Strong local political leadership from a great mayor Ben Houchen, an active and excited business community, a new freeport, the Government’s new economic campus, investment in town centres like Stockton, Redcar and Middlesbrough, a revitalised train station at Darlington, and so on, you get the picture.
But only a few years ago, the SSI Steel Park closed and thousands of jobs were lost. People were asking if Teesside even had a future. But as the shadow has receded, new industries have sprung to life: Vaccine manufacturing, offshore wind, hydrogen, carbon capture and storage. The author William Gibson once remarked ‘the future is already here. It’s just poorly distributed’. I can say with confidence that is less known in the North East today than at any point in recent history.
And my ambition is to bring that sort of transformative change and optimism to every part of the United Kingdom. That is our plan for a stronger economy, inspired by and shaped by many sources, but with an undeniable Onward imprint.
Now in conclusion, it would obviously be odd for me not to acknowledge the political events of this week. And honestly, I genuinely can for the first time I have had this job not to try to offer broader political views on the country or the party. Largely because up until recently, anything I did or said was framed by others as some tilt to the leadership, but that’s not as much of a problem for me anymore.
So given that, my view is that our strategic political challenge is to reconnect the coalition between what some will call the Red and Blue Walls. Now in truth, I don’t like those terms. Because in my experience, conservative voters largely share the same values no matter where they live. In fact, most people in this country share those values. They believe in hard work. They believe in justice, and opportunity. They believe that change is positive and we must embrace it. And they believe that our country, the United Kingdom, and its story is something they could be proud of.
Our challenge with the voters and the country more likely is the same as it was on the morning of Friday, December 13th, 2019. To prove that we are worthy of the great trust placed in us to deliver on the priorities of the British people. It is no more or less complicated than that. The Conservative Party will win if we have proven ourselves capable of leading the country through the toughest of times and offer a compelling vision for the future built on hope and aspiration.

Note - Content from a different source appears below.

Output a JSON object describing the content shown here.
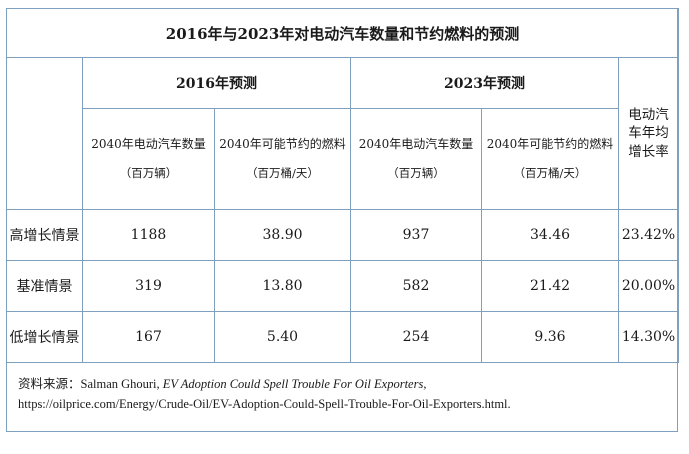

Now in their 2019 report, The Politics of Belonging Onward talked about the tension in the public’s mind, between freedom and belonging. But such attention is not unresolvable; our politics at its best is a unifying enterprise.
We can disagree, we can vehemently disagree on many things. But if we stay true to our bond with the people, based on those shared values, we can not only unite our party, but the whole country. I believe we can.
We can inspire, we can deliver. And I know that Onward will help us to do that. Thank you very much.